Though it seemed alluring, selling jewelry posed some challenges. Expensive baubles were difficult to display in full detail online; also, the products were valuable and tempting to pilfering workers in the company’s fulfillment centers. Another issue arose with pricing: The jewelry industry had a simplistic pricing model with generous margins. Retail markup was significant; stores doubled the wholesale cost (a practice known as keystone pricing) or even tripled it (known as triple-keystone pricing). Jewelry manufacturers and retailers clung tightly to that custom, which didn’t fit well with Bezos’s newly adamant resolve to offer the lowest prices anywhere.

The Amazon jewelry executives decided on an approach similar to the one the company had recently used for its cautious first foray into apparel. They would let other, more experienced retailers sell everything on the site via Amazon’s Marketplace, and Amazon would take a commission. Meanwhile, the company could watch and learn. “That was something we did quite well,” says Randy Miller. “If you don’t know anything about the business, launch it through the Marketplace, bring retailers in, watch what they do and what they sell, understand it, and then get into it.”

Bezos seemed amenable to that plan, at least at first. And then one day, in a meeting with the S Team and the hard-lines group, something set him off. They were discussing the margins in the jewelry business, and one of Randy Miller’s colleagues mentioned how the jewelry industry conducted business in the “traditional way.” “You’re not thinking about this right,” Bezos said, and he excused himself to get something from his office.
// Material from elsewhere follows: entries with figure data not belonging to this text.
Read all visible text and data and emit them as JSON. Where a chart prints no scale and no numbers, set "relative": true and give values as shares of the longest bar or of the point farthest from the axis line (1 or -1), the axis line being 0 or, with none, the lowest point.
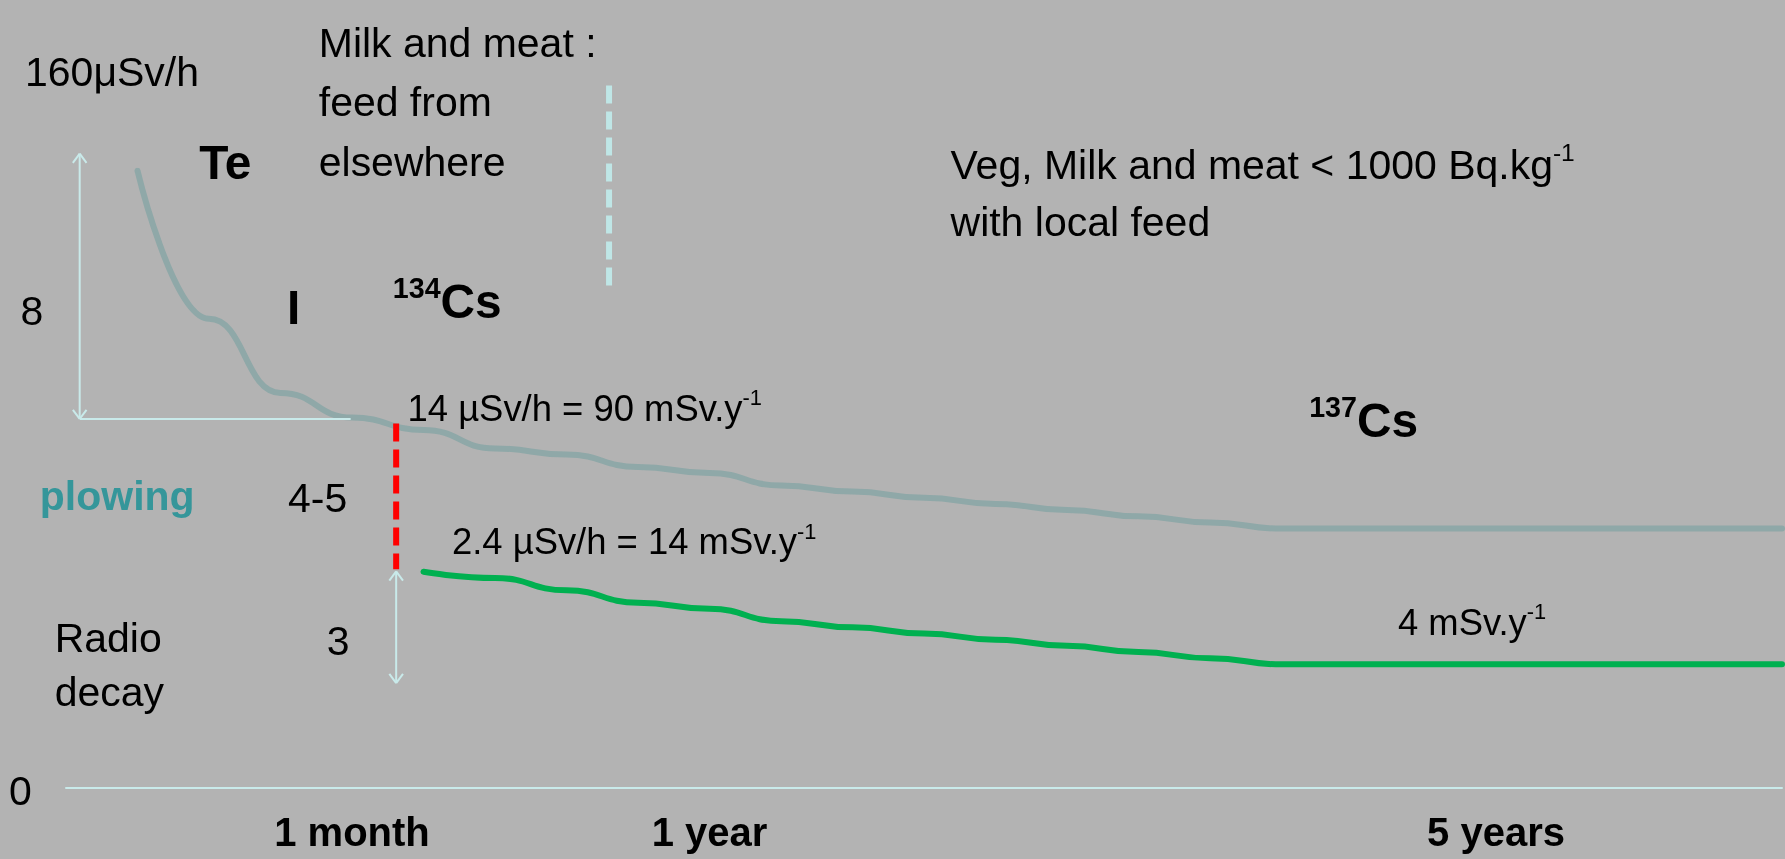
{
  "chart_data": {
    "type": "line",
    "relative": true,
    "grid": false,
    "marker": "none",
    "line_style": "solid",
    "categories": [
      null,
      null,
      null,
      null,
      "1 month",
      null,
      null,
      null,
      null,
      "1 year",
      null,
      null,
      null,
      null,
      null,
      null,
      null,
      null,
      null,
      null,
      "5 years",
      null,
      null,
      null,
      null
    ],
    "series": [
      {
        "color": "#8fa8a8",
        "values": [
          null,
          1,
          0.76,
          0.64,
          0.6,
          0.58,
          0.55,
          0.54,
          0.52,
          0.51,
          0.49,
          0.48,
          0.47,
          0.46,
          0.45,
          0.44,
          0.43,
          0.42,
          0.42,
          0.42,
          0.42,
          0.42,
          0.42,
          0.42,
          0.42
        ]
      },
      {
        "color": "#00b050",
        "values": [
          null,
          null,
          null,
          null,
          null,
          0.35,
          0.34,
          0.32,
          0.3,
          0.29,
          0.27,
          0.26,
          0.25,
          0.24,
          0.23,
          0.22,
          0.21,
          0.2,
          0.2,
          0.2,
          0.2,
          0.2,
          0.2,
          0.2,
          0.2
        ]
      }
    ],
    "annotations": [
      "160μSv/h",
      "Te",
      "Milk and meat :\nfeed from\nelsewhere",
      "Veg, Milk and meat < 1000 Bq.kg$^{-1}$\nwith local feed",
      "8",
      "I",
      "$^{134}$Cs",
      "14 µSv/h = 90 mSv.y$^{-1}$",
      "$^{137}$Cs",
      "plowing",
      "4-5",
      "2.4 µSv/h = 14 mSv.y$^{-1}$",
      "4 mSv.y$^{-1}$",
      "3",
      "Radio\ndecay",
      "0"
    ]
  }
}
He was gone a few minutes, then returned with a stack of photocopied documents and handed a page to everyone in the meeting. It had only one paragraph, about ten sentences long. It began with the words We are the “Unstore.”

The document, as Miller and other executives who were there remember it, defined how Bezos saw his own company—and explains why, even years later, so many businesses are unsettled by Amazon’s entrance into their markets.

Being an unstore meant, in Bezos’s view, that Amazon was not bound by the traditional rules of retail. It had limitless shelf space and personalized itself for every customer. It allowed negative reviews in addition to positive ones, and it placed used products directly next to new ones so that customers could make informed choices.